According to Politico, The National Labor Relations Board’s (NLRB) newest focus might be on limiting the right-to-work movement’s pitch of required representation of non-union workers. In a call for briefs yesterday, the agency said it may allow a union to collect a fee from a non-member in a right-to-work state if that member is not a dues paying member. Under current NLRB rules and regulations, unions are prohibited from collecting any fees from non-members in right-to-work states, regardless of whether those members actually use that union’s resources in a conflict with their employer. That’s what the 1947 Taft-Hartley Act, which created and regulates the circulation of right-to-work laws in the U.S., has always been understood to mean.
Legal analysts say the NLRB should deem it legal for unions to collect fees from non-members using grievance procedures even in right-to-work states.

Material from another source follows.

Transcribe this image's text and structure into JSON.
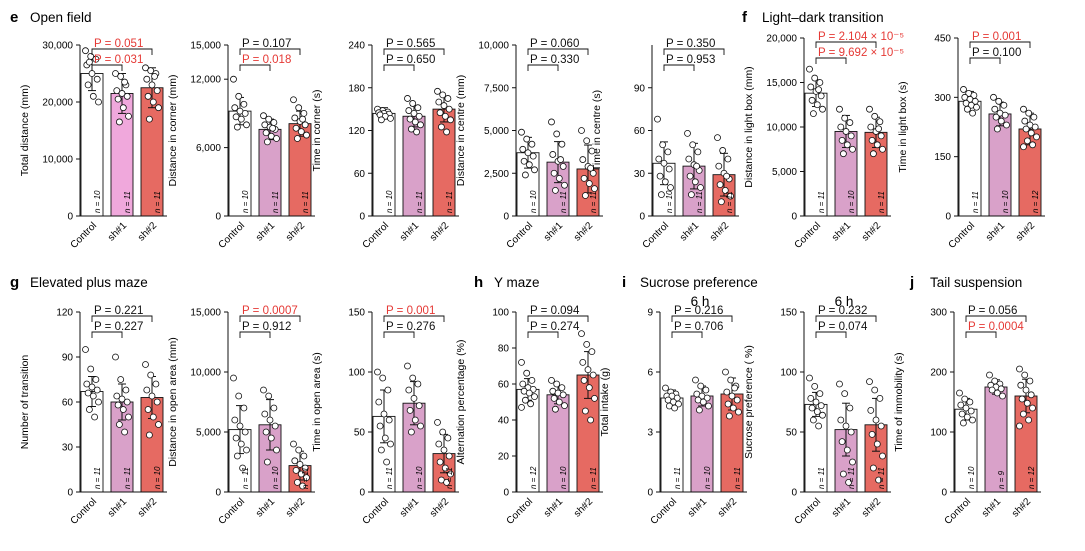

In a blog post last night, Harvard Law Professor Ben Sachs wrote: “There is no seeming rationale for this inequity, and nothing in the federal labor law nor in state right-to-work laws requires it. If unions are prohibited from collecting fair share fees, they should at a minimum be permitted to charge workers for the costs of individual grievance representation.”
Anti-labor groups believe the board will make the change. “When this board is asking for an amicus brief on the reconsideration of a rule, the majority’s already decided that it wants to change the rule,” said Michael Lotito, a management-side attorney at Littler Mendelson. “This is a signal from this board that [says]: ‘we’re going to push back against the expansion of these right-to-work actions.’
Currently, labor unions are the only institutions in the United States that are required to represent non-contributing members. Anti-Labor groups have used this to mislead non-union workers with the promise of free representation without the requirement of paying dues.